In the avatar image editing region 610, an avatar image corresponding to an original speaker is edited. The avatar image editing region 610 has a selection region 611 for selecting each face part such as hair, a face (contour of the face), eyes, and a mouth and an avatar image display region 612 for displaying an avatar image created by combining each selected face part. In the selection region 611, each face part can be sequentially switched by clicking or touching left and right cursors.

An avatar image a created in the avatar image editing region 610 is input to the avatar speaker feature value extractor 101 of the voice quality conversion device 100, and the speaker feature value d_avataris extracted by the avatar encoder E_avatarincluding a learned model.

In the voice setting region 620, an input operation for setting a voice quality of a voice of an avatar is performed. First, in the voice setting region 620, an operation of selecting a voice file of an original speaker to be used for individualizing a voice of an avatar image is performed. The voice file for individualizing a voice quality can be acquired by using a voice recording function of the edge device. The speaker can record utterance by pressing a record button in the voice setting region 620. Further, a voice file already recorded in a local memory in the edge device can be selected for individualizing the voice quality. Then, when a reproduction button is pressed, the selected voice file can be reproduced to confirm the voice to be used for individualizing the voice quality. A voice x specified by recording or selecting a file in this manner is input to the speaker feature value extractor 102 of the voice quality conversion device 100, and the speaker feature value d_speechis extracted by the encoder E_speechincluding a learned model.

Subsequently, in the voice setting region 620, an intensity of individualizing the voice quality of the voice of the avatar image to the voice quality of the speaker can be specified by adjusting a slider bar according to the user's preference. When a knob that is an input element is slid in a direction of “strong” on the slider bar, the voice quality estimated from the avatar image can be changed to be closer to the original speaker. Conversely, when the knob is slid in a direction of “weak” on the slider bar, the voice quality estimated from the avatar image can be changed to be farther from the original speaker. The adjustment using the slider bar corresponds to the adjustment of the value γ representing the mixing ratio of the original speaker feature value described in the above section B-4.

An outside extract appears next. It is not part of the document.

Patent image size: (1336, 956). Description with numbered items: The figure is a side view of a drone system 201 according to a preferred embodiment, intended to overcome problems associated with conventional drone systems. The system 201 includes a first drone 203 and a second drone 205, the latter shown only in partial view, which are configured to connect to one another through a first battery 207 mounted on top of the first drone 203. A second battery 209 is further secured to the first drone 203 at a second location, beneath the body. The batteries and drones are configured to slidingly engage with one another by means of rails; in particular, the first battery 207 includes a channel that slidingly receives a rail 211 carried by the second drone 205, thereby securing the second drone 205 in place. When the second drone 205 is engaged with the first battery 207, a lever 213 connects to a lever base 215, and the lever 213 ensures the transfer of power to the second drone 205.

Then, the voice quality conversion device 100 operating in the edge device synthesizes the speaker feature value d_avatarand the speaker feature value d_speechof the voice of the original speaker, both of which are acquired through the above UI operation, by using γ specified on the slider bar in the voice setting region 620 according to the above equation (15), thereby obtaining the speaker feature value d. The voice quality converter 104 is the decoder G including a learned model and converts a voice c uttered by the speaker into a voice of a voice quality G(c, d) matching an impression of the avatar image a created in the avatar image editing region 610 on the basis of the synthesized speaker feature value d. The user can press a “preview” button to listen to a reproduced voice of the avatar after the voice quality conversion and check whether or not the voice matches the impression of the edited avatar image. Then, in a case where the user is satisfied with the avatar image edited on the UI screen 600 and the voice of the avatar adjusted thereon, the user presses an “enter” button to settle the avatar image and the voice.

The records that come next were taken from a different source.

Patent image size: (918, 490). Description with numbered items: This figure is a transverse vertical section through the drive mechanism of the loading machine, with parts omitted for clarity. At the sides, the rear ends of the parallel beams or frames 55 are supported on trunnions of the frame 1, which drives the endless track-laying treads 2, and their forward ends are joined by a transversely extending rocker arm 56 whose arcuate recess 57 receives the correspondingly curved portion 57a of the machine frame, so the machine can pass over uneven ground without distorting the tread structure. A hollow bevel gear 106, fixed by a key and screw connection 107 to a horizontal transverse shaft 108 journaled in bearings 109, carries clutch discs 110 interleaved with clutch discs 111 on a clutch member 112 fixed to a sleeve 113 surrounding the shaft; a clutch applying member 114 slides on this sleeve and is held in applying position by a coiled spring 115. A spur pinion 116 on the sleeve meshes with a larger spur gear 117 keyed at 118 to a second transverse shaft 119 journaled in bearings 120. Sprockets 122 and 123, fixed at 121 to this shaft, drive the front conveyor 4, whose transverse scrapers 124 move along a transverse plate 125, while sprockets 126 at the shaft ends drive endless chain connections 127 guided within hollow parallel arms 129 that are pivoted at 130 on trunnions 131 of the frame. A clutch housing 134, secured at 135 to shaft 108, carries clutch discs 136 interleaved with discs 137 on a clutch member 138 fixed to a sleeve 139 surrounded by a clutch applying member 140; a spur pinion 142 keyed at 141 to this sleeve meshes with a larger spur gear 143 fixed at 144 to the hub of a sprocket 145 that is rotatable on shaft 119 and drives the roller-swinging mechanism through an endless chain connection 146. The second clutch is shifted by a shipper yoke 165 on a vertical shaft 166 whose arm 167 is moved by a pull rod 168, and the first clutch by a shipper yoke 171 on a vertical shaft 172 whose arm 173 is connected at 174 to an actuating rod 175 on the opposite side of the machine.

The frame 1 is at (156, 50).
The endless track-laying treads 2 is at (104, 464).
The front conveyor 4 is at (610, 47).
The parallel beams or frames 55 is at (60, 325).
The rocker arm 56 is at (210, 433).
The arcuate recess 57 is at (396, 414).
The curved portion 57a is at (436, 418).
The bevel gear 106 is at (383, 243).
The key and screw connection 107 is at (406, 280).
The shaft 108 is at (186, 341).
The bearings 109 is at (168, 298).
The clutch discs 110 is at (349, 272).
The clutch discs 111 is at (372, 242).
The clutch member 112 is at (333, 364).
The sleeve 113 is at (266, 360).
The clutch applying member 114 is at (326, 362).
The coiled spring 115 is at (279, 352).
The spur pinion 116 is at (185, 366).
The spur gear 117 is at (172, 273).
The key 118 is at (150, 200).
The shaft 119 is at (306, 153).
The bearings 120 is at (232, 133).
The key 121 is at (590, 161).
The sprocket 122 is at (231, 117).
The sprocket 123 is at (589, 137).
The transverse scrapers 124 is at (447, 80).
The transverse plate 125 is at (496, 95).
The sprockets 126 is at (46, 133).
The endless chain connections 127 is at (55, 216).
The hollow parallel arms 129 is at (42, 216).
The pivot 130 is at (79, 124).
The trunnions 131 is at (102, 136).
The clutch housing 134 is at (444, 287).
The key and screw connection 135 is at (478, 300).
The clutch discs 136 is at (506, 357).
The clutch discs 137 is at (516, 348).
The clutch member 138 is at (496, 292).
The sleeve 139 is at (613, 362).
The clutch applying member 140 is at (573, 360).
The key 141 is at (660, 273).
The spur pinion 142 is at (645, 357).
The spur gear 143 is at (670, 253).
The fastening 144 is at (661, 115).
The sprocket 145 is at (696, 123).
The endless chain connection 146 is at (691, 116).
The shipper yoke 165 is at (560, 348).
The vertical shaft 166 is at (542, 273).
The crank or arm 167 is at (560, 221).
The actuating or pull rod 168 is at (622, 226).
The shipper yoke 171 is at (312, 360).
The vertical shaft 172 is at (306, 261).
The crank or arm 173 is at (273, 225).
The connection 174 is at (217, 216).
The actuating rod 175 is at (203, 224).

According to the UI configuration of FIG. 6, it is possible to edit the avatar image and finely set the voice quality of the voice uttered by the avatar image, but the UI operation is complicated. For example, in a case of a PC including a full-size keyboard and a mouse, it is possible to easily perform a fine input operation for adjusting the above voice quality conversion on the UI screen of FIG. 6, but the input operation is a complicated UI operation on a touchscreen such as a smartphone or a tablet.

Therefore, FIG. 7 shows another configuration example of the UI screen in which the operation of adjusting the voice quality conversion processing of a voice of an avatar is simplified. In the example of FIG. 7, an operation for adjusting the voice quality conversion processing of a voice of an avatar is sequentially performed by using screen transition.

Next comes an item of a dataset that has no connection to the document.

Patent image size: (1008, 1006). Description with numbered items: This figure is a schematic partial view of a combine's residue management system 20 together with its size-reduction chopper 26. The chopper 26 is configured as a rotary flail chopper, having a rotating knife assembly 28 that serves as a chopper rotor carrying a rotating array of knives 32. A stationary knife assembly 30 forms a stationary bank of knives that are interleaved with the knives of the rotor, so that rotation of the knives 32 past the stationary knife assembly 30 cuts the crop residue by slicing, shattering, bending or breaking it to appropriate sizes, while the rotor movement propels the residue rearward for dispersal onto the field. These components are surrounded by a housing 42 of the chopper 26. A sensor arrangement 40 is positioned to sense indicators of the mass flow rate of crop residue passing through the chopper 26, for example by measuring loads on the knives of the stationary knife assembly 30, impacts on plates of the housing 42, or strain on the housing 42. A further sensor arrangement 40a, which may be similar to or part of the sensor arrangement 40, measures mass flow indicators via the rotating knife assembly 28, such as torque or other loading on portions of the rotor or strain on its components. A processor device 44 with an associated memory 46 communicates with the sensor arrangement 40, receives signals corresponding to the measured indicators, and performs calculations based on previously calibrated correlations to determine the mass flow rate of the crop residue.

First, as shown in FIG. 7(A), as a first step, an avatar image of a speaker is generated from a face image of the speaker. On the UI screen of FIG. 7(A), a face image file of the speaker already imaged and stored can be selected by pressing an “open file” button, or a face image file can be acquired on the spot by pressing a “take picture” button to image the face of the speaker by using a camera function of the edge device. Then, in the edge device, the function of the converter I2A that converts the face image y of the speaker into an avatar image operates in the background to generate the avatar image a. Unlike the UI screen of FIG. 6, the avatar image cannot be edited in detail, but the avatar image a can be acquired only by a simple UI operation of specifying the original face image file.

The avatar image a acquired through the UI screen of FIG. 7(A) is input to the avatar speaker feature value extractor 101 of the voice quality conversion device 100, and the speaker feature value d_avataris extracted by the avatar encoder E_avatarincluding a learned model.

Next, as shown in FIG. 7(B), as a second step, when a “create from your voice” button is pressed, a voice of the original speaker is recorded, and a voice quality of the generated avatar is adjusted. Alternatively, recording of the voice of the original speaker is skipped by pressing a “skip” button.

The voice x recorded through the UI screen of FIG. 7(B) is input to the speaker feature value extractor 102 of the voice quality conversion device 100, and the speaker feature value d_speechis extracted by the encoder E_speechincluding a learned model. In order to solve the complication, the UI operation for adjusting the intensity of individualizing the voice quality of the voice of the avatar image to the voice quality of the speaker is omitted on the UI screen of FIG. 7, and the acquired speaker feature value d_avatarand the acquired speaker feature value d_speechof the voice of the original speaker are synthesized by using a preset value for γ according to the above equation (15), thereby obtaining the speaker feature value d. Further, in a case where the recording of the voice of the original speaker is skipped on the UI screen of FIG. 7(B), the speaker feature value synthesis processing is skipped, and the speaker feature value d_avatarextracted from the avatar image a is set as the speaker feature value d.

Then, as shown in FIG. 7(C), as a third step, a state in which the avatar is uttering a sample voice can be confirmed. The voice quality converter 104 is the decoder G including a learned model and generates a sample voice into which the sample voice c of the speaker is converted to have the voice quality G(c, d) matching the impression of the avatar image a. When the user likes the sample voice, the user presses the “enter” button to settle the avatar image and the speaker feature value d acquired in FIGS. 7(A) and 7(B). Further, when the user does not like the sample voice, the user presses a “return” button and performs the above UI operation again from the beginning.

Note that, the description has been made on the assumption that the voice quality conversion device 100 configured by using a learned model is mounted in the edge device. However, the same applies to a case where the voice quality conversion device is mounted on the cloud. In this case, the edge device may access the cloud by using, for example, a browser function to display a browser screen having the UI components in FIG. 6 or 7 and perform a screen operation similar to the above.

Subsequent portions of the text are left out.